Cancer drugs 'are safe for mums-to-be'
PREGNANT women with breast cancer may be able to undergo surgery or chemotherapy and still deliver babies at full-term, according to a new report.
Treating cancer during pregnancy cuts the need to deliver the baby early -- a major concern in managing women with the disease, experts said.
Doctors should aim for women to have a normal length pregnancy wherever possible because, in most cases, breast cancer can be treated with surgery or chemotherapy or both, said the report in The Lancet medical journal.
Furthermore, terminating the pregnancy does not appear to improve the chance a woman will survive the disease.
In the UK, 15pc of breast cancer cases are diagnosed before the age of 45, affecting almost 5,000 women of reproductive age every year.
Between 1991 and 1997 there were 1.3 to 2.4 cases of breast cancer in women per 10,000 live births.

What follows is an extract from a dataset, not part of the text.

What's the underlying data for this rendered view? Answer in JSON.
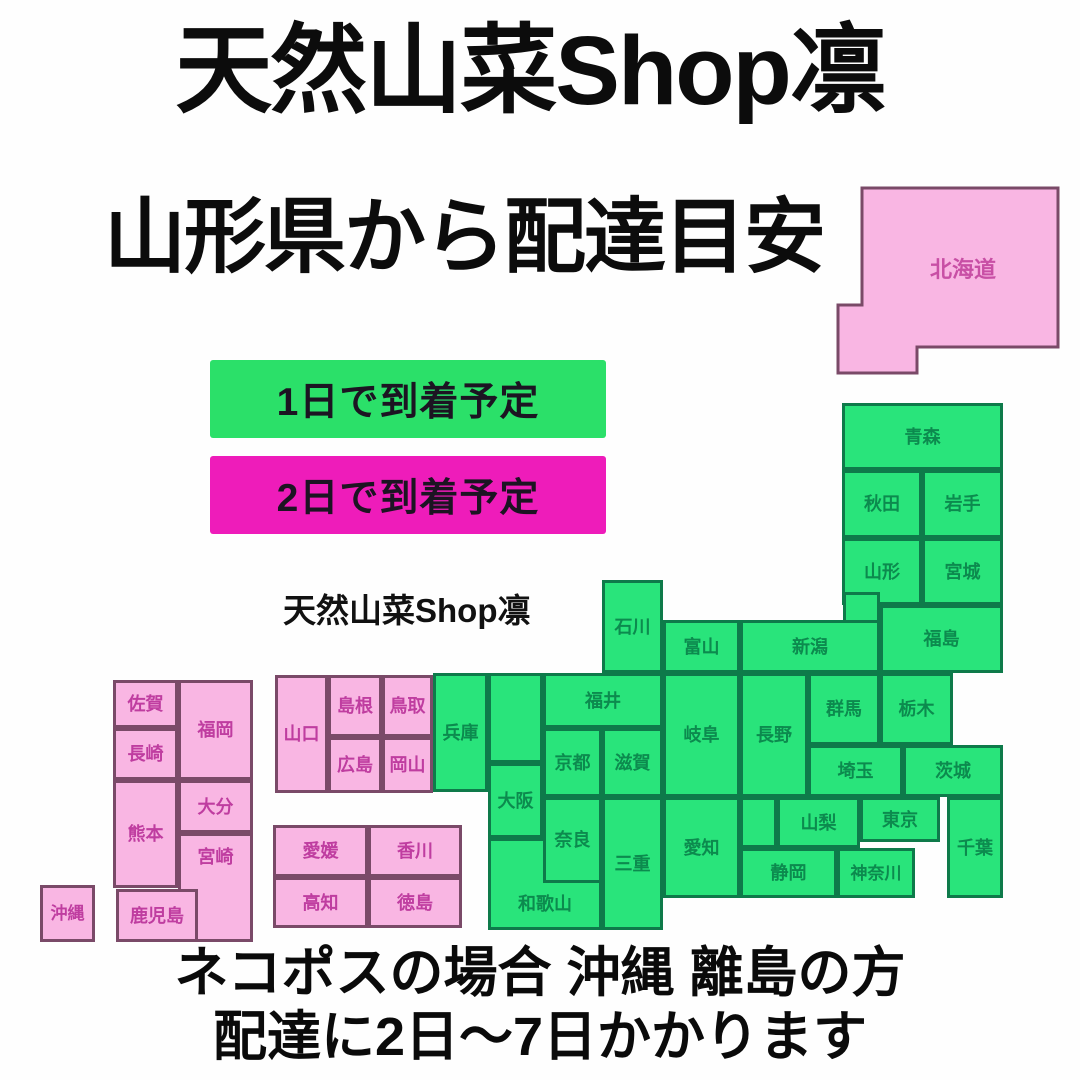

When breast cancer is diagnosed in women aged 30 or under, 10pc to 20pc of cases are in pregnancy or the first year after giving birth.
Yesterday's report said breast cancer in pregnancy was usually diagnosed later than in other women because normal pregnancy changes to the breast can obscure the symptoms.
A further study in The Lancet Oncology said children exposed to chemotherapy in the womb developed just as well as children born to healthy women.
Dr Frederic Amant, from the Leuven Cancer Institute in Belgium, said breast cancer in pregnancy "remains challenging" because advanced cancer can lead to death of mother and baby.
"In other situations we were able to save the child though we lost the mother immediately after the delivery, for example by keeping her alive with a terminal brain tumour," he said.
"Sometimes the woman's partner declares that they feel unable to raise the child in case the mother would not survive and termination is opted for."